— Я Тинкер, со мной Орландо Сэкетт.
— У тебя темная кожа, как у индейцев, — сказал Каллен Тинкеру, — но ты не похож на них.
— Я цыган, — сказал Тинкер, чем привел меня в полное замешательство. Мне приходилось слышать о цыганах, но дел с ними никогда не имел. О цыганах говорили, что они хитры, ловки и знакомы со всяческими премудростями. Тинкер полностью соответствовал этому определению.
Каллен Бейкер и его друзья были голодны и к тому же настолько устали, что едва не заснули за едой.
— Хотите спать — располагайтесь, — предложил я. — Мы с Тинкером присмотрим, чтобы ничего не случилось.
— Вы навлекаете на себя неприятности, связываясь с нами, — предупредил Боб Ли. — Мы выступили против закона, этих политических проходимцев, и теперь полиция губернатора Дэвиса преследует нас.
— Мы изгнанники, — добавил Бейкер.
— Сколько я себя помню, мой народ всегда считался изгоем, — заметил Тинкер.

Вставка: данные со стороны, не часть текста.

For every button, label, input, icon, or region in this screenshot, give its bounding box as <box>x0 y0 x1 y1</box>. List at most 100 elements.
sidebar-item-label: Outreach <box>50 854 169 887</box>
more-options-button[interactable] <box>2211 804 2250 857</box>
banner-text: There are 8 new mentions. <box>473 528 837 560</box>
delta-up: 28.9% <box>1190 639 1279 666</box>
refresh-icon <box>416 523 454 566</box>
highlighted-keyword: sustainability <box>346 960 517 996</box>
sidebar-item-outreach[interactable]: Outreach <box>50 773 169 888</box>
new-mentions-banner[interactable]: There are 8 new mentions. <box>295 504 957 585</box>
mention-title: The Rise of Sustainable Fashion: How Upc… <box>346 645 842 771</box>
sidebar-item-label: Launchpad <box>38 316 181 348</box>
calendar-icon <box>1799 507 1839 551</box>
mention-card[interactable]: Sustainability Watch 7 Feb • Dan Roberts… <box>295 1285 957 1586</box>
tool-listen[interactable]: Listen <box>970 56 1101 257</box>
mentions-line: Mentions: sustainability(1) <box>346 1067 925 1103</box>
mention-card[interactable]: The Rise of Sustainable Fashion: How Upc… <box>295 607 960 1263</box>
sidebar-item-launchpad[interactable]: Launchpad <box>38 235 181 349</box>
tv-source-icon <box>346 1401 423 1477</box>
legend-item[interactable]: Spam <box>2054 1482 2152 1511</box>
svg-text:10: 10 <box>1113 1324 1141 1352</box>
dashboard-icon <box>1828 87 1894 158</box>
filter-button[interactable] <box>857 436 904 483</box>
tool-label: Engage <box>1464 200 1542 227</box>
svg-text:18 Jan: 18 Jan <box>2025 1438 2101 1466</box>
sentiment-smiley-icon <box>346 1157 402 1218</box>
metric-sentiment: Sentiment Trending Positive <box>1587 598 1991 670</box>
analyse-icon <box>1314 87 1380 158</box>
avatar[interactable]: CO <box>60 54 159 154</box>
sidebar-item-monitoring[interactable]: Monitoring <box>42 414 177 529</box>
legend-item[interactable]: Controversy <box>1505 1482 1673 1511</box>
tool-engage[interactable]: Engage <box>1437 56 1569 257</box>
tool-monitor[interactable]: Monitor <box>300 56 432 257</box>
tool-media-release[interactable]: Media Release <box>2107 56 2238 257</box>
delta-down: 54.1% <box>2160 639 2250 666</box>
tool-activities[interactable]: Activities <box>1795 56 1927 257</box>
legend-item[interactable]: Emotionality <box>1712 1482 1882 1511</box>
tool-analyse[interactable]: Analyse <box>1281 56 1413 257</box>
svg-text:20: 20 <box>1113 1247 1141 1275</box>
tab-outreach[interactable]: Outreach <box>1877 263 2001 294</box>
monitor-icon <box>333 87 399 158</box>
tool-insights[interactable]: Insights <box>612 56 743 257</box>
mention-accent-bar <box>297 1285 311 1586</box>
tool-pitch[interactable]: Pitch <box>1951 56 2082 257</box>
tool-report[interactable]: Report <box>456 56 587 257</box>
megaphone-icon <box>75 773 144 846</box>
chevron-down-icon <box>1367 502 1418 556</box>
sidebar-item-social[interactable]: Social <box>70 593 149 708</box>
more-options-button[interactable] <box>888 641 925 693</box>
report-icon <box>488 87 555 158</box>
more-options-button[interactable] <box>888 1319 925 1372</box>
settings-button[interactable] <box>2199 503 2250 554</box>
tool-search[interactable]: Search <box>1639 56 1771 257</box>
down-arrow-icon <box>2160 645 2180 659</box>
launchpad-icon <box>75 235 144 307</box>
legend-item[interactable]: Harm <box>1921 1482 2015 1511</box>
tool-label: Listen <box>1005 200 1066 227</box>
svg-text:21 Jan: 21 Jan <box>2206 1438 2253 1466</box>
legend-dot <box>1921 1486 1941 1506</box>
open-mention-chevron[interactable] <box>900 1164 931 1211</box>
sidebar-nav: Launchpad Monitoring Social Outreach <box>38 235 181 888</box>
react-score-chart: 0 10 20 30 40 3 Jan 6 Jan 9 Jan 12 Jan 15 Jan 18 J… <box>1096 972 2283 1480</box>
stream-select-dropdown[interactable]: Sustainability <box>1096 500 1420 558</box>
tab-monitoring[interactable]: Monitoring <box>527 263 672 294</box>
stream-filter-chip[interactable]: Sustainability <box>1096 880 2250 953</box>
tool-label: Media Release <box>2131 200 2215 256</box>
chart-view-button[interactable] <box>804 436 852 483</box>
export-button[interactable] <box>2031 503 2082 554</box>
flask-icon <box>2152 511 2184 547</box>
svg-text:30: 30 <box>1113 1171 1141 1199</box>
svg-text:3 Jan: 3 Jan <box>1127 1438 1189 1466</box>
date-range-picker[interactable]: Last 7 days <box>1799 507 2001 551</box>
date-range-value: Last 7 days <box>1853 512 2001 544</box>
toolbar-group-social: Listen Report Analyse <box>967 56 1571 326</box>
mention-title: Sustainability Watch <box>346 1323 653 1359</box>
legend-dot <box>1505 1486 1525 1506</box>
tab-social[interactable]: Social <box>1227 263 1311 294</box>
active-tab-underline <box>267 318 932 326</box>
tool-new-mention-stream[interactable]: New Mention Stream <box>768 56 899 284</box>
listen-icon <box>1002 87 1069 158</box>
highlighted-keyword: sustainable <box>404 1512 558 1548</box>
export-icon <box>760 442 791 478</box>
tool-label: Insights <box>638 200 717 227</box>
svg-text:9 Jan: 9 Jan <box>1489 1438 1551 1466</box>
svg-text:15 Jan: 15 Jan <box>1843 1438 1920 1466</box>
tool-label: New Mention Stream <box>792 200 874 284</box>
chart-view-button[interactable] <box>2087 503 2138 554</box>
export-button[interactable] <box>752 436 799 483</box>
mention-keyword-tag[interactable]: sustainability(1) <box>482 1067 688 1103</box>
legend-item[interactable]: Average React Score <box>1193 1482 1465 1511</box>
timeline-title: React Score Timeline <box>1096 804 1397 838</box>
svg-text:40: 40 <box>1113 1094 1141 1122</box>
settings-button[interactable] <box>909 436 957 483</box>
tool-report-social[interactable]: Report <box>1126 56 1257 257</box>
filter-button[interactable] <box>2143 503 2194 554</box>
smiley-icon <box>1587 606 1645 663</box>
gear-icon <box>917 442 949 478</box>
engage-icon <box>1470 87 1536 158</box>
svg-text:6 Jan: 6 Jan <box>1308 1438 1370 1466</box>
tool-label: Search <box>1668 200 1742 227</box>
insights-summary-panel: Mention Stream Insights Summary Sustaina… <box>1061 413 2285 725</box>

— Насколько мне известно, Сэкетты никогда не преступали закон, но никто из нас никогда не отказывал человеку в пристанище. Так что вы можете спокойно оставаться с нами.
Они расседлали лошадей. Избегая яркого света костра, двое из них отправились спать в густые заросли. Только Каллен сидел с нами, допивая кофе.
— Почему вы решили отправиться на Запад? — спросил он.
Его вопрос повис в воздухе, а я вспомнил свою историю.
Охоту к перемене мест впервые пробудил во мне один проповедник. Он с таким усердием призывал прихожан обратиться к Богу, что я стал сомневаться в правдивости его слов. Мне казалось, что если Бог действительно любит людей, то не должен заставлять их проводить всю жизнь в бесконечной суете. Если человек не готов прийти к Богу, значит, и Бог не готов принять его. Но все это очень лично, — каждый должен сам во всем разобраться, без посредников.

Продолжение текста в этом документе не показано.